Charlotte’s Web is just such a story, a story that leaves children alone to look and listen, even when it is hard. It is a story of the barn, of the farm, of growing up, of joy and fear, of life and death. Nothing more. Charlotte’s Web presents a grounded yet whimsical representation of the miracles of nature, providing both the good and the gritty elements that allow children to decide for themselves what is wonderful and what is not.

With sturdy yet graceful illustrations by Garth Williams, White introduces his readers and listeners to “some pig” named Wilbur, a girl named Fern, and a spider named Charlotte. Though Wilbur and Charlotte can talk, together with all the barnyard animals, Charlotte’s Web is not a story of fantasy or faery or beast fable. It is, as White says, a story of the barn and it presents tremendous mysteries with the blunt manner of the barn. Talking animals are presented as straightforwardly as a barn presents life and death.

Rooted as it is in reality, Charlotte’s Web normalizes death especially as a part of life. The whole premise centers on a morbid fact: Wilbur must die to provide Farmer Zuckerman with ham and bacon. Such is life. Such is death. But even as Charlotte, like a spider-sister of the Fates, weaves Wilbur’s salvation by writing praise for the pig in her web, her very web becomes an instrument of life and death—life for the pig she has befriended, and death for every fly that blunders into its strands.

Though Charlotte’s worded web is regarded by all as a miracle and Wilbur becomes a local sensation, the whole affair, extraordinary as it is, stands among the ordinary miracles that define the work and ways of a farm. The barn is well used to miracles, even if they are common miracles, and the story more or less deals with miracles as matters of fact.
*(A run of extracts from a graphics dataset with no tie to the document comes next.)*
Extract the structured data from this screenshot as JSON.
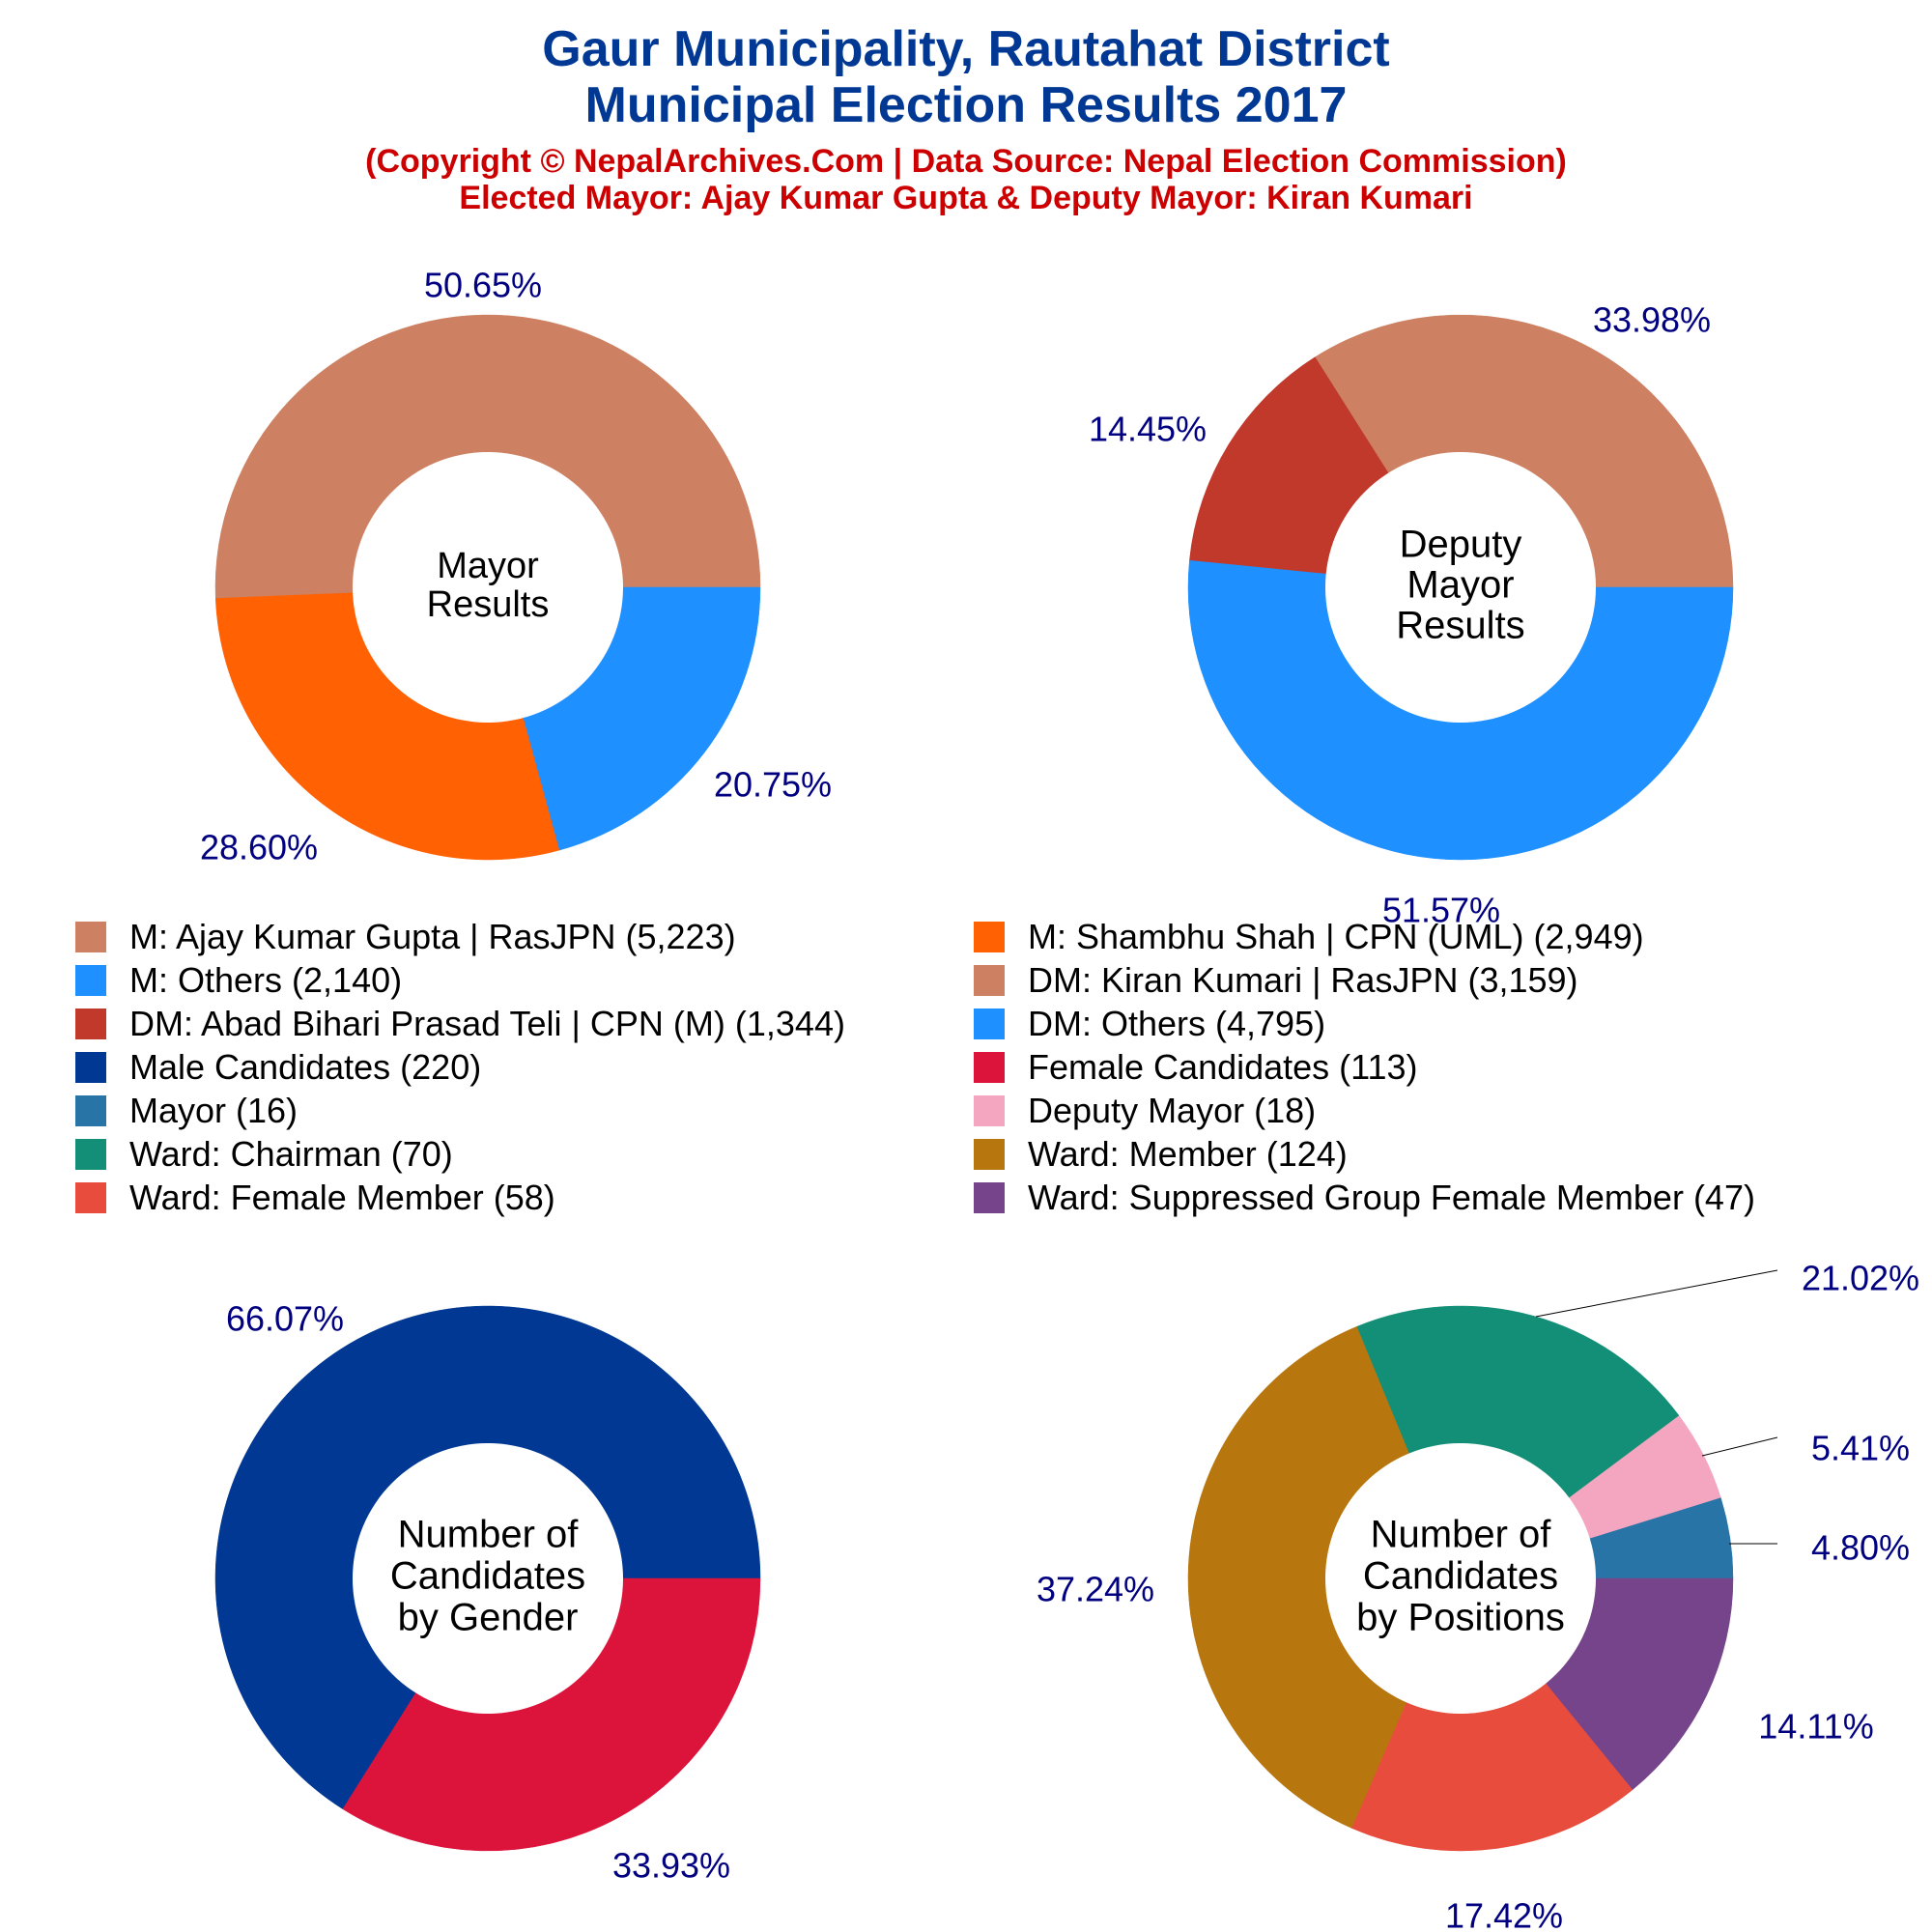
{
  "header": {
    "title_line1": "Gaur Municipality, Rautahat District",
    "title_line2": "Municipal Election Results 2017",
    "subtitle_line1": "(Copyright © NepalArchives.Com | Data Source: Nepal Election Commission)",
    "subtitle_line2": "Elected Mayor: Ajay Kumar Gupta & Deputy Mayor: Kiran Kumari"
  },
  "colors": {
    "title": "#003893",
    "subtitle": "#cc0000",
    "pct_label": "#000080"
  },
  "legend": [
    {
      "label": "M: Ajay Kumar Gupta | RasJPN (5,223)",
      "color": "#cd8162"
    },
    {
      "label": "M: Shambhu Shah | CPN (UML) (2,949)",
      "color": "#ff6103"
    },
    {
      "label": "M: Others (2,140)",
      "color": "#1e90ff"
    },
    {
      "label": "DM: Kiran Kumari | RasJPN (3,159)",
      "color": "#cd8162"
    },
    {
      "label": "DM: Abad Bihari Prasad Teli | CPN (M) (1,344)",
      "color": "#c0392b"
    },
    {
      "label": "DM: Others (4,795)",
      "color": "#1e90ff"
    },
    {
      "label": "Male Candidates (220)",
      "color": "#003893"
    },
    {
      "label": "Female Candidates (113)",
      "color": "#dc143c"
    },
    {
      "label": "Mayor (16)",
      "color": "#2874a6"
    },
    {
      "label": "Deputy Mayor (18)",
      "color": "#f4a6c0"
    },
    {
      "label": "Ward: Chairman (70)",
      "color": "#148f77"
    },
    {
      "label": "Ward: Member (124)",
      "color": "#b8770e"
    },
    {
      "label": "Ward: Female Member (58)",
      "color": "#e74c3c"
    },
    {
      "label": "Ward: Suppressed Group Female Member (47)",
      "color": "#76448a"
    }
  ],
  "chart_data": [
    {
      "type": "pie",
      "center_label": [
        "Mayor",
        "Results"
      ],
      "start_angle_deg": 0,
      "slices": [
        {
          "name": "M: Ajay Kumar Gupta | RasJPN",
          "value": 5223,
          "pct": "50.65%",
          "color": "#cd8162"
        },
        {
          "name": "M: Shambhu Shah | CPN (UML)",
          "value": 2949,
          "pct": "28.60%",
          "color": "#ff6103"
        },
        {
          "name": "M: Others",
          "value": 2140,
          "pct": "20.75%",
          "color": "#1e90ff"
        }
      ]
    },
    {
      "type": "pie",
      "center_label": [
        "Deputy",
        "Mayor",
        "Results"
      ],
      "start_angle_deg": 0,
      "slices": [
        {
          "name": "DM: Kiran Kumari | RasJPN",
          "value": 3159,
          "pct": "33.98%",
          "color": "#cd8162"
        },
        {
          "name": "DM: Abad Bihari Prasad Teli | CPN (M)",
          "value": 1344,
          "pct": "14.45%",
          "color": "#c0392b"
        },
        {
          "name": "DM: Others",
          "value": 4795,
          "pct": "51.57%",
          "color": "#1e90ff"
        }
      ]
    },
    {
      "type": "pie",
      "center_label": [
        "Number of",
        "Candidates",
        "by Gender"
      ],
      "start_angle_deg": 0,
      "slices": [
        {
          "name": "Male Candidates",
          "value": 220,
          "pct": "66.07%",
          "color": "#003893"
        },
        {
          "name": "Female Candidates",
          "value": 113,
          "pct": "33.93%",
          "color": "#dc143c"
        }
      ]
    },
    {
      "type": "pie",
      "center_label": [
        "Number of",
        "Candidates",
        "by Positions"
      ],
      "start_angle_deg": 0,
      "slices": [
        {
          "name": "Mayor",
          "value": 16,
          "pct": "4.80%",
          "color": "#2874a6"
        },
        {
          "name": "Deputy Mayor",
          "value": 18,
          "pct": "5.41%",
          "color": "#f4a6c0"
        },
        {
          "name": "Ward: Chairman",
          "value": 70,
          "pct": "21.02%",
          "color": "#148f77"
        },
        {
          "name": "Ward: Member",
          "value": 124,
          "pct": "37.24%",
          "color": "#b8770e"
        },
        {
          "name": "Ward: Female Member",
          "value": 58,
          "pct": "17.42%",
          "color": "#e74c3c"
        },
        {
          "name": "Ward: Suppressed Group Female Member",
          "value": 47,
          "pct": "14.11%",
          "color": "#76448a"
        }
      ]
    }
  ]
}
Like the words Charlotte hangs over Wilbur’s pen, miracles are presented as both humble and radiant.

Mrs. Arable fidgeted. “Fern says the animals talk to each other. Dr. Dorian, do you believe animals talk?” “I never heard one say anything,” he replied. “But that proves nothing. It is quite possible that an animal has spoken civilly to me and that I didn’t catch the remark because I wasn’t paying attention. Children pay better attention than grownups. If Fern says that the animals in Zuckerman’s barn talk, I’m quite ready to believe her. Perhaps if people talked less, animals would talk more. People are incessant talkers—I can give you my word on that.”

It is true that children are more attentive to the wonders of the world than grownups, whose growing up has left them too accustomed to mysteries. Here again, Charlotte’s Web writes a message as direct as the messages Charlotte wrote in her web. As life gives way to death, so too does innocence wane as the world loses its luster. When Fern goes with Henry Fussy to ride the Ferris wheel beneath the stars, the voices of the animals fade from her ears and her consciousness. Life cannot help but be punctuated by loss.
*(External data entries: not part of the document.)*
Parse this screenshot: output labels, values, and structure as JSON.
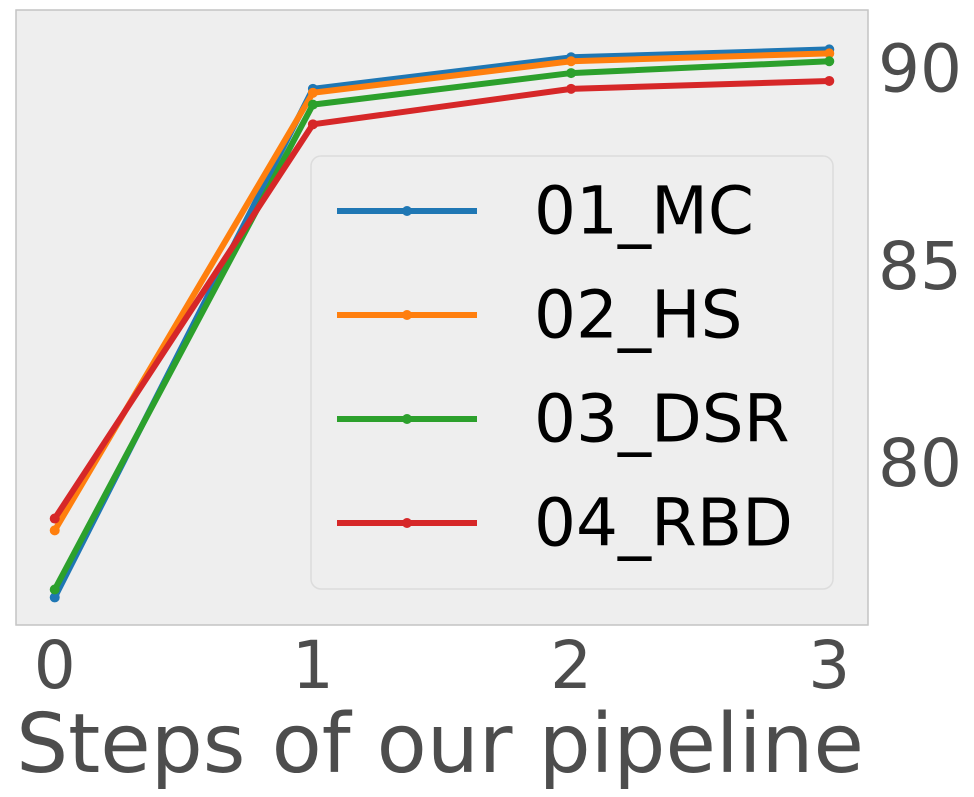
{
  "chart_data": {
    "type": "line",
    "title": "",
    "xlabel": "Steps of our pipeline",
    "ylabel": "",
    "x": [
      0,
      1,
      2,
      3
    ],
    "xticks": [
      "0",
      "1",
      "2",
      "3"
    ],
    "yticks": [
      "80",
      "85",
      "90"
    ],
    "xlim": [
      -0.15,
      3.15
    ],
    "ylim": [
      75.9,
      91.5
    ],
    "grid": false,
    "y_axis_side": "right",
    "legend_position": "lower-right",
    "series": [
      {
        "name": "01_MC",
        "color": "#1f77b4",
        "values": [
          76.6,
          89.5,
          90.3,
          90.5
        ]
      },
      {
        "name": "02_HS",
        "color": "#ff7f0e",
        "values": [
          78.3,
          89.4,
          90.2,
          90.4
        ]
      },
      {
        "name": "03_DSR",
        "color": "#2ca02c",
        "values": [
          76.8,
          89.1,
          89.9,
          90.2
        ]
      },
      {
        "name": "04_RBD",
        "color": "#d62728",
        "values": [
          78.6,
          88.6,
          89.5,
          89.7
        ]
      }
    ]
  }
}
The most powerful stroke of Charlotte’s Web is its childlike acknowledgment of this truth with the solemn, glassy-eyed acceptance that children assume when change or tragedy looms over them. Charlotte’s Web is a touchstone of every grownup’s lost innocence as all remember the first time they read of Charlotte’s own death and how their heart grieved. What child did not weep with Wilbur over such a plain statement of death?

Next day, as the Ferris wheel was being taken apart and the race horses were being loaded into vans and the entertainers were packing up their belongings and driving away in their trailers, Charlotte died. The Fair Grounds were soon deserted. The sheds and buildings were empty and forlorn. The infield was littered with bottles and trash. Nobody, of the hundreds of people that had visited the Fair, knew that a grey spider had played the most important part of all. No one was with her when she died.

For many children, no one was with them when Charlotte died. It was a fact they faced alone in a story of the barn, learning something difficult about the world as they awaited the delightful appearance of Charlotte’s babies out of her mysterious egg sac. Springtime is a similar harbinger of hope that the life all people share will lead to a serene recognition of the reality of life—which must end in death. The writing is on the wall, but there is writing on Charlotte’s web as well.